Alex wracked her brain for a memory of the case, but she couldn’t recall one. She would look into it later.
‘That woman split my family apart.’
Alex sat back in her chair, studying Martin curiously. She said nothing, allowing him to continue.
‘Mind you, if she hadn’t, someone else would have. My father – he probably won’t tell you this bit when you speak to him, if you get to speak to him – he had a bit of a problem with keeping it in his pants, shall we say. He was sleeping with the woman who lived in the flat. Seems that’s how she kept up with her rent.’
Alex tried to guess at Martin’s age, working out how long ago all this had taken place.
‘Your mother found out?’
‘I think she might have known for a while, but she stayed with him for me.’
Alex wondered if a chat with the former Mrs Beckett might be necessary. For now, she couldn’t see how any of this would be relevant to the cases they were currently investigating. Whoever had taken Lola and Sarah had needed somewhere secluded, secure. Their killer might not have chosen the best of places, but perhaps it had been his only option at the time. But clearly he had known the flat was there.

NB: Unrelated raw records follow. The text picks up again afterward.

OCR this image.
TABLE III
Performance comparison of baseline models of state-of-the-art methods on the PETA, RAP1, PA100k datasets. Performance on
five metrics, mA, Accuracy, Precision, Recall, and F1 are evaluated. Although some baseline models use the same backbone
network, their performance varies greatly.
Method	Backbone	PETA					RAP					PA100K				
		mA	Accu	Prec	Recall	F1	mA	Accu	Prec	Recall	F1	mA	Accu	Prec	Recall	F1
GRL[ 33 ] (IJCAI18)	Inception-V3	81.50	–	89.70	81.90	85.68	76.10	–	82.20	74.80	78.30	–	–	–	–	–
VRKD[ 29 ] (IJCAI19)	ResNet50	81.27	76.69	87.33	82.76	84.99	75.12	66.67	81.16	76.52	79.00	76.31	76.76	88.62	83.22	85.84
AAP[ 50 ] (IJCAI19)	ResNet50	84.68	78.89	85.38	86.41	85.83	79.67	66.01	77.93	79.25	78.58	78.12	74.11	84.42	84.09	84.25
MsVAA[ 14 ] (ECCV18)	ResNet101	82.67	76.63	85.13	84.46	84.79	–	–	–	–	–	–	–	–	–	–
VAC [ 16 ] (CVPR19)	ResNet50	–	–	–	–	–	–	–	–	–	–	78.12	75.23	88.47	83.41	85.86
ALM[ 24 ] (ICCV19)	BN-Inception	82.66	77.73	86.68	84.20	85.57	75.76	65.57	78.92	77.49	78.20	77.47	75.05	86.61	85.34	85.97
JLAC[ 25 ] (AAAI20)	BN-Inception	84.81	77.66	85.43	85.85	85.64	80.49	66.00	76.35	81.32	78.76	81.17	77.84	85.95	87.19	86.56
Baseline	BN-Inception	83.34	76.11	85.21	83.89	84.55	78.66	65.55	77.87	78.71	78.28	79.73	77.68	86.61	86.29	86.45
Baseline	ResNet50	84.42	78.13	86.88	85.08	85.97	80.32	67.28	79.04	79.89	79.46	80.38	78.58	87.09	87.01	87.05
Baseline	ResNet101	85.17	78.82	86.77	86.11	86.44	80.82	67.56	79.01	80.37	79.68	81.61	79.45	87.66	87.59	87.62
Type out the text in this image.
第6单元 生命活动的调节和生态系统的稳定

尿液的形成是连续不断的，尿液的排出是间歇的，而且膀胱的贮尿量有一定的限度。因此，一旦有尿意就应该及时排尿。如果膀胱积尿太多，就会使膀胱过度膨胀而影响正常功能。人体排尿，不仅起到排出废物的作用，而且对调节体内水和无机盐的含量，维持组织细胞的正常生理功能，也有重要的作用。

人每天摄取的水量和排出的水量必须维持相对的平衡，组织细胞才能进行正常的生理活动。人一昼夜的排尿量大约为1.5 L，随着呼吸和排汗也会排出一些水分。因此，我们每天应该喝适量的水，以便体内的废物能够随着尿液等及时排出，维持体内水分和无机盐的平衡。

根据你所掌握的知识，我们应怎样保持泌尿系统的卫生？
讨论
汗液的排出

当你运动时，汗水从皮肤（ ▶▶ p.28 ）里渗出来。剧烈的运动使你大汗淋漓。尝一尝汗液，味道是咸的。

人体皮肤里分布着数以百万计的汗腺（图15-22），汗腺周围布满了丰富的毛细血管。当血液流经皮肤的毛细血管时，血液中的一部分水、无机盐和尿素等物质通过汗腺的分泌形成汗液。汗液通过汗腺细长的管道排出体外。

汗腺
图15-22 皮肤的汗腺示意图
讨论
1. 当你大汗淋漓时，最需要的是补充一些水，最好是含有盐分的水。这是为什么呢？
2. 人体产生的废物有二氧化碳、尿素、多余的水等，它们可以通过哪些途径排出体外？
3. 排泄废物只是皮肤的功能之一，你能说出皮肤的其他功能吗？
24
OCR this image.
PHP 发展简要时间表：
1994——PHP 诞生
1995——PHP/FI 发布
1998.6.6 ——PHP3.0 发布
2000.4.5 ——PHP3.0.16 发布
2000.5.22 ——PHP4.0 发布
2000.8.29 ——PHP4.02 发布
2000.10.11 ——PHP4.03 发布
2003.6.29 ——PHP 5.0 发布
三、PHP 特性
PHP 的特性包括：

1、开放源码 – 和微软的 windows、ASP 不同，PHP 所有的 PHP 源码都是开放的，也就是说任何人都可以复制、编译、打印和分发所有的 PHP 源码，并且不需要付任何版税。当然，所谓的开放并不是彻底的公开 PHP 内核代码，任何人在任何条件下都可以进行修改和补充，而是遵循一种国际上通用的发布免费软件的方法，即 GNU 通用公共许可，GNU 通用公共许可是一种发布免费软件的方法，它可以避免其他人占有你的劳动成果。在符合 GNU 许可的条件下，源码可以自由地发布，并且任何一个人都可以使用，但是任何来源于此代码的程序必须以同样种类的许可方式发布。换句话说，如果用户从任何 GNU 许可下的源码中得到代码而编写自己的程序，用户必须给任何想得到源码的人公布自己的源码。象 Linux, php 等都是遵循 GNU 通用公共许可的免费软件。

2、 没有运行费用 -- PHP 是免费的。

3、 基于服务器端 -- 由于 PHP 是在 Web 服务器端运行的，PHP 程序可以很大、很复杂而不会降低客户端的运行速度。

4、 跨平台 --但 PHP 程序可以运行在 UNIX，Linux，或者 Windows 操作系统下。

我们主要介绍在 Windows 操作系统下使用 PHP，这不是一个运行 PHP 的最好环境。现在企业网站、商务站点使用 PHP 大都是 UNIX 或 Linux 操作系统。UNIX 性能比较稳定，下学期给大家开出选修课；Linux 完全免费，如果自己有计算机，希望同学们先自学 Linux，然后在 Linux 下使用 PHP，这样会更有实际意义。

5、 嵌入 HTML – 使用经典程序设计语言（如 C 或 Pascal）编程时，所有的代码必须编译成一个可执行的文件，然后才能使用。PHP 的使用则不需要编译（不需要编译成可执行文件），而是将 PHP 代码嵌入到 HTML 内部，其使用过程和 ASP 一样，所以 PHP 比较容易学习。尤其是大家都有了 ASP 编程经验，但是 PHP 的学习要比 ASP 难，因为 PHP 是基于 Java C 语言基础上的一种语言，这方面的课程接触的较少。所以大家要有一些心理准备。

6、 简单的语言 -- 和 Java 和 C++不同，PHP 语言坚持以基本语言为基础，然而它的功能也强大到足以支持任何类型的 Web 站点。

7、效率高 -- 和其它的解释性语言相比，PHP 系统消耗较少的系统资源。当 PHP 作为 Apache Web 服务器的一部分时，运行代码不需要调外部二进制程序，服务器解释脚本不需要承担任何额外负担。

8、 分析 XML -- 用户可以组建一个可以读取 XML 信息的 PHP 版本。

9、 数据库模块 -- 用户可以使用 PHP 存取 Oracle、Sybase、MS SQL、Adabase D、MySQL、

‘I’d like to take your details please, Mr Beckett. Just in case we need anything later on.’ She took a small notebook and a pen from her bag, turned to a clean page and passed both to Martin Beckett. He wrote down his name and number and passed them back to her.
Chapter Forty-Six
Alex had never seen Chloe like this. She was without make-up and dark circles shadowed her usually bright eyes. She looked as though she’d been crying. Chloe was usually so strong, so in control. What was all this doing to her?
Chloe held the door aside for Alex, though she refused at first to meet her eye. Despite her frustration with Chloe’s breaking of the rules, Alex knew she was in no position to judge. She should have admitted to her own taking of Emily Phillips’s post-mortem report, but she couldn’t while their current case was still ongoing. She felt sympathy for Chloe; she felt a loyalty towards her, but she also had a commitment to catching Lola Evans’s and Sarah Taylor’s killer.